Medicare Prescription Drug Costs
One of the most important considerations when looking for Medicare prescription drug coverage is to understand your costs. A drug plan doesn’t do you any good if you can’t afford the drugs you need, after all. This is why it can be helpful to understand how Medicare drug costs work, even though it can be a bit confusing. (Don’t worry, we’ll try to simply it for you!)
Medicare benefits and costs reset at the beginning of the calendar year, meaning that you start with a blank slate on January 1 each year. As you fill prescriptions each year, you move through four phases of coverage, which affects how much you pay for your drugs.
Phase 1: Deductible
In Phase 1, Medicare beneficiaries are required to pay 100% of the costs of their drugs up to a maximum deductible, which is $505 in 2023. Once the beneficiary has reached the deductible, they then move onto the next phase.
For example, if a plan has a $505 deductible, but each month, the beneficiaries drugs only retail for $101, it will take five months for them to hit their deductible limit (5 months x $101 = $505). If, however, the retail for the prescriptions is $505 per month, they will hit their deductible in January, moving them into the next phase immediately after that.
Note: Not all plans have deductibles, meaning that some plans effectively start you out in Phase 2. You can talk with a licensed Medicare agent to learn more about the specifics of any plan you are considering.
Phase 2: Initial Coverage
In Phase 2, beneficiaries pay whatever co-payment or co-insurance amounts are defined by their plan. These amounts will vary, depending on the plan and the tier on which the drugs are found.
For example, a plan may have one statin on Tier 1, with a $5 copay and another statin on Tier 2 with a $20 copay. The amount that you pay will be dependent on which statin you are prescribed and which tier it is on, which will vary from plan to plan.

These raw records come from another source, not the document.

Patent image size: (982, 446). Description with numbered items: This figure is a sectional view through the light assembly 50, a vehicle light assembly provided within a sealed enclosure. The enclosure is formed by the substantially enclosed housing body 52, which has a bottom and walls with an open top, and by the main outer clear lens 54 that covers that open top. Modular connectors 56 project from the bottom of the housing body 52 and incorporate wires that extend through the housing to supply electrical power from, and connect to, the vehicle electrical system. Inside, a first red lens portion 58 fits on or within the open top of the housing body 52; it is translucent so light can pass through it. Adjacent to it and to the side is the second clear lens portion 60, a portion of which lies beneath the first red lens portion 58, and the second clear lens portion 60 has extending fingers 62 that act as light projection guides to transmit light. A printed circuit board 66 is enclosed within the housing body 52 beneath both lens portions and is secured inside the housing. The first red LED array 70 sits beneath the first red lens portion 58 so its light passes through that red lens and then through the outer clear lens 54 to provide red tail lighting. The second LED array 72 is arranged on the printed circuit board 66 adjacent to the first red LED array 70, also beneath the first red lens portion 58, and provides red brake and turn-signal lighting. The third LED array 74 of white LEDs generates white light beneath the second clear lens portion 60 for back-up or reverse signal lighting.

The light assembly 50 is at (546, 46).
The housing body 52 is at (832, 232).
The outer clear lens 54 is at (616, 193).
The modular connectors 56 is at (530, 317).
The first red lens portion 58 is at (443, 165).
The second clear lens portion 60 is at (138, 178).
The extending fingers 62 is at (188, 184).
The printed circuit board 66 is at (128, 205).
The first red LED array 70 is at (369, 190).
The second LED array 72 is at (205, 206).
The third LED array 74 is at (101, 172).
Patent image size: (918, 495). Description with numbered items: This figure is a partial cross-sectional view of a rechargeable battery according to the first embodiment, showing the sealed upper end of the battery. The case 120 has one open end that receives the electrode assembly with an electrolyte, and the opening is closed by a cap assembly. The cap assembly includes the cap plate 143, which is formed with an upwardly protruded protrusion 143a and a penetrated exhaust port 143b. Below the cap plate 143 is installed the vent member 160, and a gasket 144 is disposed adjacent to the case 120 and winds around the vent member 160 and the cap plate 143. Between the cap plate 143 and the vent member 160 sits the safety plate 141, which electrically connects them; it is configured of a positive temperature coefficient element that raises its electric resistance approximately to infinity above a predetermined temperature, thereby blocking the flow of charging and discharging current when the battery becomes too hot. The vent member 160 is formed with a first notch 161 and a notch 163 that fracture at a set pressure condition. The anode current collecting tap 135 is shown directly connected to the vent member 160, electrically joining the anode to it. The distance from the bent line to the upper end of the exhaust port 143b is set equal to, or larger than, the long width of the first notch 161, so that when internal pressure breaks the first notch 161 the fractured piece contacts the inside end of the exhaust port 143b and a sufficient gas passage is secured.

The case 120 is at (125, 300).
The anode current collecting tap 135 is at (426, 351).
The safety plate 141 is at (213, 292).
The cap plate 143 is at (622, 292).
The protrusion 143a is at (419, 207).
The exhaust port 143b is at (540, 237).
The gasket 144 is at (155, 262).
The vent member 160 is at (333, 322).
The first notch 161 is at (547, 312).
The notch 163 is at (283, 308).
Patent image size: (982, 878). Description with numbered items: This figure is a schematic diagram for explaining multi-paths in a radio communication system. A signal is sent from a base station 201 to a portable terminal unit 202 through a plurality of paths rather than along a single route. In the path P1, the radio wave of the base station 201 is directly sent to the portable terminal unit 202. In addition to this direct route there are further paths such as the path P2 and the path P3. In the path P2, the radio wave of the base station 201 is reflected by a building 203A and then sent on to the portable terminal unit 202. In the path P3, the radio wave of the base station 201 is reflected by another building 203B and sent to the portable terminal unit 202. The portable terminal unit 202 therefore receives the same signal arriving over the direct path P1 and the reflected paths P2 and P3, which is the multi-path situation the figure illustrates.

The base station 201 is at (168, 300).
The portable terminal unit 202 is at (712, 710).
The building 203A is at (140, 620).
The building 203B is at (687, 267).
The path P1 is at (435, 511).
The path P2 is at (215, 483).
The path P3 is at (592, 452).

In 2023, the Initial Coverage Limit is $4,660, meaning that you will move into the next phase once you hit that amount.
Phase 3: Coverage Gap
Once you hit $4,660 of coverage in 2023, you enter what is known as the coverage gap, where you will pay (no more than) 25% of the costs of your prescription drugs. (Previously, this was also known as the “donut hole,” though recent rules have lessened the impact of reaching the coverage gap on beneficiaries).
For example, if you are on a prescription drug that retails for $400 but that is on Tier 3 with a $20 copay on your plan, you will pay $20 during Phase 2 (the Initial Coverage period) and $100 (25% x $400 = $100) once you hit the coverage gap.
In 2023, the maximum out-of-pocket (MOOP) threshold for prescription drug plans is $7,400, after which you will enter the final phase of drug coverage.
Interestingly, while you will pay no more than 25% of the costs of drugs while in the coverage gap, how it affects your out-of-pocket (OOP) costs will vary depending on whether it is a generic or brand name drug.
Generic Drugs in the Coverage Gap
Generic drugs are pretty simple to understand in the coverage gap. Here, Medicare will pay 75% of the costs of the drug and you will pay the remaining 25%. The amount that you pay will count toward your total out-of-pocket (OOP) costs.
Brand Name Drugs in the Coverage Gap
Brand name drugs are a bit more complicated. Here, Medicare will pay only 5% of the cost of the drug, the manufacturer will pay another 70% (or more), and you are left with the remainder, which is 25% or less, depending on how much the manufacturer pays. Most importantly, the amount that you pay as well as the amount that the drug manufacturer pays are both counted toward your maximum out-of-pocket (MOOP) costs, meaning that you will move out of the coverage gap even faster.
Phase 4: Catastrophic Phase
Once you’ve hit the maximum out-of-pocket limit (MOOP), which is $7,400 in 2023, you’ll enter the final phase of Medicare Part D drug coverage, known as the catastrophic phase. (Don’t worry, it isn’t a bad thing, despite how it sounds.) During the catastrophic phase, you pay the greater of 5% for your drugs or $4.15 for generic drugs and $10.35 for brand name drugs.
For example, if you are on a brand name drug that retails for $200, you will only pay $10 for the prescription (5% x $200 = $10, which is less than the $10.35 copay). Or, if you’re on a generic drug that retails for $100, you’ll pay $5 (5% x $100 = $5, which is more than the $4.15 copay). These amounts will continue until the benefit reset on January 1 of the following year.